En un video reciente, aparece Nicolás Maduro con un reloj Hublot, valorado (supuestamente) en 43.000 dólares. Recordemos la cena de lujo que disfrutó hace años en el restaurante del famoso chef, Salt Bae, en Turquía, mientras la hiperinflación en Venezuela arreciaba, condenando a millones a niveles de hambre nunca antes vistos. ¿Cargos de conciencia, propósitos de enmienda? ¿Acaso los hubo cuando se hizo filmar bailando mientras sus esbirros mataban manifestantes en la calle? Los determinantes morales de la conducta, lo que es “correcto” e “incorrecto”, se definen con relación a su funcionalidad para con el poder “revolucionario”. También los criterios de verdad. Tareck el Aissami no cometió delito alguno hasta que se descubrió que la fortuna que birló al Fisco formaba parte de un plan para reemplazar a Maduro. Porque en ese pulso resultó que el poder “revolucionario” lo representaba él, no Tareck.

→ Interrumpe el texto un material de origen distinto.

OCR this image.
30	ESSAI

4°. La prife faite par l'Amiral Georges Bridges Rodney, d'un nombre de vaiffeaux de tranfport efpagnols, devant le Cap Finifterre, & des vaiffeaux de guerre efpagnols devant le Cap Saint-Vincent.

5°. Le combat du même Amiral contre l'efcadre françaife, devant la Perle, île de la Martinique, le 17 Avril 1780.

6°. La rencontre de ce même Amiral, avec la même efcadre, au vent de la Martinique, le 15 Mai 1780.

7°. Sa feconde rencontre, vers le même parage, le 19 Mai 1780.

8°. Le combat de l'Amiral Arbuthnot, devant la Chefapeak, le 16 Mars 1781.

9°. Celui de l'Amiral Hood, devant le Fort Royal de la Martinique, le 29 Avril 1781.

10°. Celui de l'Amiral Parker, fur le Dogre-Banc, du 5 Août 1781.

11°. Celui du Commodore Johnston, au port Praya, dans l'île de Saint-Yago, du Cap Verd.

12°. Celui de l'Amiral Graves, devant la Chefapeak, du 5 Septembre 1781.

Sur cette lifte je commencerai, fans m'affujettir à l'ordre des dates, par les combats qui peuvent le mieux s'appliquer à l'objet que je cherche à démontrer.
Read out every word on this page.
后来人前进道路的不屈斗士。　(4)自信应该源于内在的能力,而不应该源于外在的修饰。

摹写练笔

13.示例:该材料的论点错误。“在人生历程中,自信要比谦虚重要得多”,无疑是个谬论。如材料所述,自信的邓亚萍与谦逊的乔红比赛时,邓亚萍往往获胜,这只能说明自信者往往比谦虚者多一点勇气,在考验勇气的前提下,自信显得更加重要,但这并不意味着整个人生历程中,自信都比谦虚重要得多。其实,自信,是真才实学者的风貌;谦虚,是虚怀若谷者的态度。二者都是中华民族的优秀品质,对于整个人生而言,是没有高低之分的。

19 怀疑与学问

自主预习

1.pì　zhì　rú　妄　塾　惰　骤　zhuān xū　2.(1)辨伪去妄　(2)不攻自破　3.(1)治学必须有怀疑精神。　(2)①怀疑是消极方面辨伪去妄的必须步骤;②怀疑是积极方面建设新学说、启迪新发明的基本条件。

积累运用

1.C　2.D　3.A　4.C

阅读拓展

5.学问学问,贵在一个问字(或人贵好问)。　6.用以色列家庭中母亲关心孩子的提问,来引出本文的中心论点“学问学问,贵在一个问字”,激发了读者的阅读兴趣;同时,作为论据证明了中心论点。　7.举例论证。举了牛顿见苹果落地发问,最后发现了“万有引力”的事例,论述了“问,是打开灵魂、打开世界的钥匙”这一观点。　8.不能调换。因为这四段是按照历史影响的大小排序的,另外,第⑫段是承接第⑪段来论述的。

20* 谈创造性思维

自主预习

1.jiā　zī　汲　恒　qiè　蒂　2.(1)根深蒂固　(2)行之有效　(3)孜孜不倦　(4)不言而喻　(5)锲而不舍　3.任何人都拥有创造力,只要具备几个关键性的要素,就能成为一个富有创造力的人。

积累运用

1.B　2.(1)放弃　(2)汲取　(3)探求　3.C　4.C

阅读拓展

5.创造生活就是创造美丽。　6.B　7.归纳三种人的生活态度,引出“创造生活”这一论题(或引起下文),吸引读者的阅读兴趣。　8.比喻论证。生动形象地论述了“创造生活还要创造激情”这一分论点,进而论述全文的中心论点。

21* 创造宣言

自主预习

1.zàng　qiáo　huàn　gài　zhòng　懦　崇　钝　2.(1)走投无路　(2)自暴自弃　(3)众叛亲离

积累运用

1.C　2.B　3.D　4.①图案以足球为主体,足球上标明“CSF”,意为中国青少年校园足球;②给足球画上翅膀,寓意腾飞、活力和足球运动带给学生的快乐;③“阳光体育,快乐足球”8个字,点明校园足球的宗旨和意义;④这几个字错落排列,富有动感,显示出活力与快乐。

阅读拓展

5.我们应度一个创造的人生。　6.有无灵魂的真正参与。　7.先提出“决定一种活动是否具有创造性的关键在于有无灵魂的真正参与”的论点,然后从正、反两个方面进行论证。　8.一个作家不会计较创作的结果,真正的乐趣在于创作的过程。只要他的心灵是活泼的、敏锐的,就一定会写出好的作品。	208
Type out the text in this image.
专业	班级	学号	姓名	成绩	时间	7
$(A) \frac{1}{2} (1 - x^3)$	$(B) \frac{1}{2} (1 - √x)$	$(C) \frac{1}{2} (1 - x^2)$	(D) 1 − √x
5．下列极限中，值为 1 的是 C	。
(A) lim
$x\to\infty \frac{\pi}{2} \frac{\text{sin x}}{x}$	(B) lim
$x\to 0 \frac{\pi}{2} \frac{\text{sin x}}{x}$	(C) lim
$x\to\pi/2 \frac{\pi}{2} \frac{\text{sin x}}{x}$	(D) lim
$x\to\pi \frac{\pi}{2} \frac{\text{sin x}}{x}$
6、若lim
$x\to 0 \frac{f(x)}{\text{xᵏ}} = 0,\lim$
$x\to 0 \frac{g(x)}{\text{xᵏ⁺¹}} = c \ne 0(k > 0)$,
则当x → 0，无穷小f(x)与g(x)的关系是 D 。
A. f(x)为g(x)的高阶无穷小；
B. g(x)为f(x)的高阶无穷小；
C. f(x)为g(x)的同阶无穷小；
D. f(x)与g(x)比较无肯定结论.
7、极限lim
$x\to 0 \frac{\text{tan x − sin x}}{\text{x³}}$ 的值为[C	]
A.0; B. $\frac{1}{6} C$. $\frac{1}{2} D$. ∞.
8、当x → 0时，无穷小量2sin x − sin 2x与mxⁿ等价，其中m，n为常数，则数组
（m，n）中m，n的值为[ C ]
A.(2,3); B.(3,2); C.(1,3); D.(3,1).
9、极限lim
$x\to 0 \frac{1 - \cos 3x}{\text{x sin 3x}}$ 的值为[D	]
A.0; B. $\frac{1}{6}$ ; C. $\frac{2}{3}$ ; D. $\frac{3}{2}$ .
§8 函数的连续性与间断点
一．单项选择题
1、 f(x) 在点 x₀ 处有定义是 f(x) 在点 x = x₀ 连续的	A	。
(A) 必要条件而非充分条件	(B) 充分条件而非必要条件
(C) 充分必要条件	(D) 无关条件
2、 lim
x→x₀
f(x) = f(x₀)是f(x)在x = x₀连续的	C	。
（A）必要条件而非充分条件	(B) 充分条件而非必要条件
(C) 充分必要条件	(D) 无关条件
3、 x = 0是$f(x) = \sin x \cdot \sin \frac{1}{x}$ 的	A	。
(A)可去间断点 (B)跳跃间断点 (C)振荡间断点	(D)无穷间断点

La devastación y la ruina de las bases de sustento de los venezolanos no ha sido ninguna casualidad. El socialismo chavo-madurista, lejos de la visión productivista que pregonó Carlos Marx, ha hecho de la expoliación de la economía su leitmotiv. Ahora, como candidato a la reelección, Maduro ofrece solucionar los graves problemas que él mismo acentuó. Empeña su palabra (¡!) a potenciales inversionistas en el sector petrolero. Pero su discurso emite un tañido hueco, a pesar de controlar todos los medios formales. Las penurias y miserias de los venezolanos terminaron con la ruptura de la burbuja ideológica del “socialismo del siglo XXI” para todos menos el grupito de fanáticos que siguen engatusados en la prédica “revolucionaria” del fascismo chavo-madurista. Su misión (única) es conservar el poder, no mejorar el bienestar de los venezolanos. La corrupción es consustancial a ello, porque pervierte los valores, la ética en la conducción de los asuntos de Estado, la moralidad pública, la consideración por los derechos humanos. ¿Cómo restaurar libertades, sus garantías, el Estado de derecho, de bienestar social, una prosperidad creciente, en una situación de anomia como la que impera en el régimen chavo-madurista?
Para terminar con la corrupción integral que lo imposibilita, el cambio democrático es imperativo.